Nous ne sommes pas seuls. Dans le Christ, nous avons reçu le don gratuit de Dieu. Il est notre espérance et la raison pour laquelle nous ne craignons pas de nous lever pour le suivre et d’être comptés parmi ses disciples dans ce monde qui passe.

PROVERBE

« Une chèvre morte ne craint pas le couteau »  (Proverbe africain).

AGIR

S’examiner :

Quelle est ma plus grande peur dans mon cheminement de foi chrétien ?

 

Répondre à Dieu :

La première étape pour désarmer la peur est de parler à Dieu de cette peur dans le contexte de la prière.

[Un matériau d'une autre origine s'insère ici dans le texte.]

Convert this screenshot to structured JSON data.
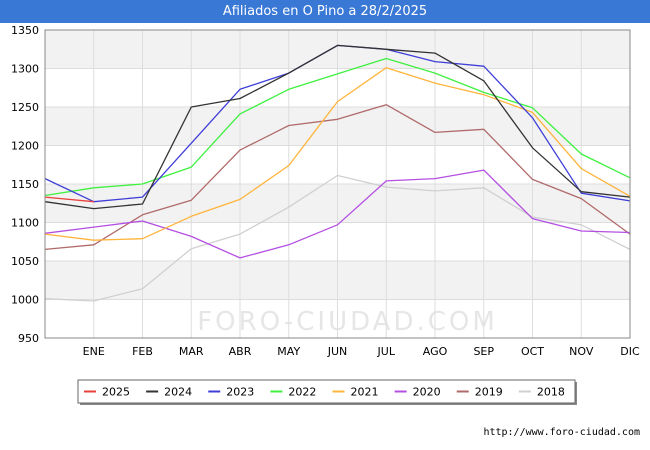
{
  "header": {
    "title": "Afiliados en O Pino a 28/2/2025"
  },
  "footer": {
    "url": "http://www.foro-ciudad.com"
  },
  "watermark": "FORO-CIUDAD.COM",
  "chart_data": {
    "type": "line",
    "title": "Afiliados en O Pino a 28/2/2025",
    "xlabel": "",
    "ylabel": "",
    "ylim": [
      950,
      1350
    ],
    "yticks": [
      950,
      1000,
      1050,
      1100,
      1150,
      1200,
      1250,
      1300,
      1350
    ],
    "categories": [
      "",
      "ENE",
      "FEB",
      "MAR",
      "ABR",
      "MAY",
      "JUN",
      "JUL",
      "AGO",
      "SEP",
      "OCT",
      "NOV",
      "DIC"
    ],
    "grid": true,
    "legend_position": "bottom",
    "series": [
      {
        "name": "2025",
        "color": "#e8413b",
        "values": [
          1133,
          1127,
          null,
          null,
          null,
          null,
          null,
          null,
          null,
          null,
          null,
          null,
          null
        ]
      },
      {
        "name": "2024",
        "color": "#333333",
        "values": [
          1127,
          1118,
          1124,
          1250,
          1261,
          1294,
          1330,
          1325,
          1320,
          1284,
          1197,
          1140,
          1133
        ]
      },
      {
        "name": "2023",
        "color": "#3f3fd8",
        "values": [
          1157,
          1127,
          1133,
          1203,
          1273,
          1294,
          1330,
          1325,
          1309,
          1303,
          1236,
          1138,
          1128
        ]
      },
      {
        "name": "2022",
        "color": "#3ff03f",
        "values": [
          1135,
          1145,
          1150,
          1172,
          1241,
          1273,
          1293,
          1313,
          1294,
          1269,
          1249,
          1189,
          1158
        ]
      },
      {
        "name": "2021",
        "color": "#ffb43c",
        "values": [
          1085,
          1077,
          1079,
          1108,
          1130,
          1174,
          1257,
          1301,
          1281,
          1266,
          1243,
          1170,
          1134
        ]
      },
      {
        "name": "2020",
        "color": "#b44fe2",
        "values": [
          1086,
          1094,
          1102,
          1082,
          1054,
          1071,
          1097,
          1154,
          1157,
          1168,
          1105,
          1089,
          1087
        ]
      },
      {
        "name": "2019",
        "color": "#b06a6a",
        "values": [
          1065,
          1071,
          1110,
          1129,
          1194,
          1226,
          1234,
          1253,
          1217,
          1221,
          1156,
          1131,
          1085
        ]
      },
      {
        "name": "2018",
        "color": "#d0d0d0",
        "values": [
          1001,
          998,
          1014,
          1066,
          1085,
          1120,
          1161,
          1146,
          1141,
          1145,
          1107,
          1097,
          1065
        ]
      }
    ]
  }
}
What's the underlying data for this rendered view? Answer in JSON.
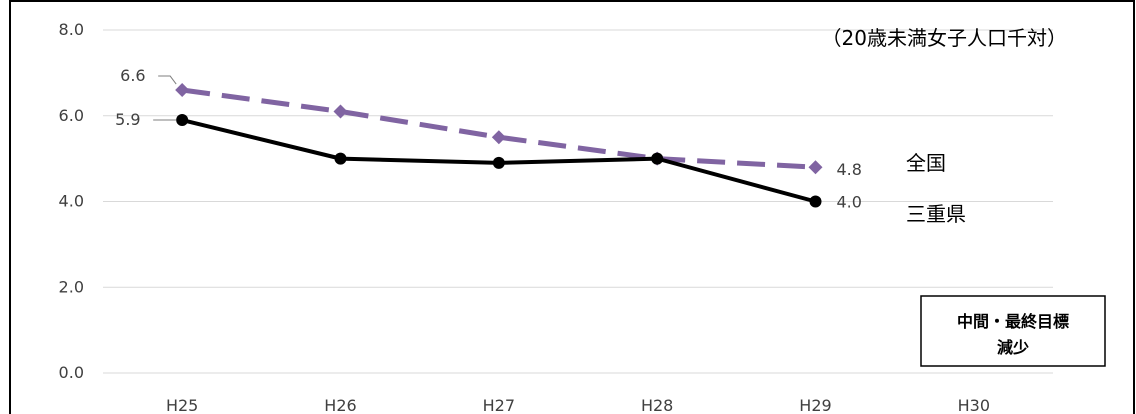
{
  "chart_data": {
    "type": "line",
    "categories": [
      "H25",
      "H26",
      "H27",
      "H28",
      "H29",
      "H30"
    ],
    "ylim": [
      0,
      8
    ],
    "yticks": [
      "0.0",
      "2.0",
      "4.0",
      "6.0",
      "8.0"
    ],
    "grid": true,
    "unit_note": "（20歳未満女子人口千対）",
    "series": [
      {
        "name": "全国",
        "values": [
          6.6,
          6.1,
          5.5,
          5.0,
          4.8,
          null
        ],
        "color": "#8064A2",
        "style": "dashed",
        "marker": "diamond",
        "labels": {
          "first": "6.6",
          "last": "4.8"
        }
      },
      {
        "name": "三重県",
        "values": [
          5.9,
          5.0,
          4.9,
          5.0,
          4.0,
          null
        ],
        "color": "#000000",
        "style": "solid",
        "marker": "circle",
        "labels": {
          "first": "5.9",
          "last": "4.0"
        }
      }
    ],
    "goal_box": {
      "line1": "中間・最終目標",
      "line2": "減少"
    }
  }
}
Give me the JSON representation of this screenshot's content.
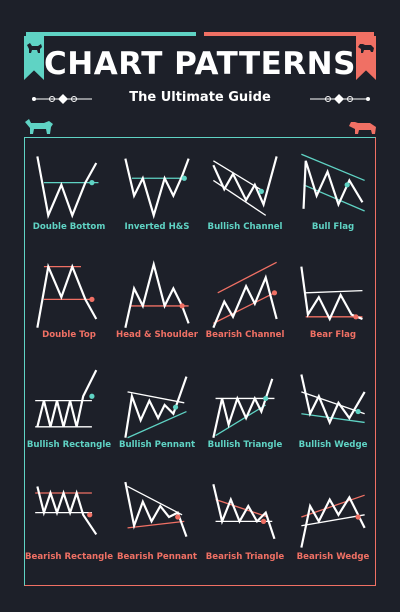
{
  "title": "CHART PATTERNS",
  "subtitle": "The Ultimate Guide",
  "colors": {
    "background": "#1d2029",
    "bullish": "#5fd3c4",
    "bearish": "#f07064",
    "line": "#ffffff"
  },
  "icons": {
    "top_left": "bull-icon",
    "top_right": "bear-icon",
    "mascot_left": "bull-icon",
    "mascot_right": "bear-icon"
  },
  "patterns": [
    {
      "label": "Double Bottom",
      "bias": "bullish"
    },
    {
      "label": "Inverted H&S",
      "bias": "bullish"
    },
    {
      "label": "Bullish Channel",
      "bias": "bullish"
    },
    {
      "label": "Bull Flag",
      "bias": "bullish"
    },
    {
      "label": "Double Top",
      "bias": "bearish"
    },
    {
      "label": "Head & Shoulder",
      "bias": "bearish"
    },
    {
      "label": "Bearish Channel",
      "bias": "bearish"
    },
    {
      "label": "Bear Flag",
      "bias": "bearish"
    },
    {
      "label": "Bullish Rectangle",
      "bias": "bullish"
    },
    {
      "label": "Bullish Pennant",
      "bias": "bullish"
    },
    {
      "label": "Bullish Triangle",
      "bias": "bullish"
    },
    {
      "label": "Bullish Wedge",
      "bias": "bullish"
    },
    {
      "label": "Bearish Rectangle",
      "bias": "bearish"
    },
    {
      "label": "Bearish Pennant",
      "bias": "bearish"
    },
    {
      "label": "Bearish Triangle",
      "bias": "bearish"
    },
    {
      "label": "Bearish Wedge",
      "bias": "bearish"
    }
  ]
}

Nommer vos peurs une par une et remettez-les à Dieu.

 

Répondre à notre monde :

L’appel à évangéliser s’adresse à tout chrétien. En laissant de côté chacune de nos peurs, pouvons-nous, personnellement et collectivement, envisager des lieux où nous pourrions partager notre foi ? Quelles suggestions ?

PRIER

Dieu tout-puissant, tu n’as pas craint de me donner gratuitement ton Fils unique. Que je puisse le suivre sans peur et me laisser conduire aux portes du paradis ! Exauce ma demande, par le Christ notre Seigneur. Amen.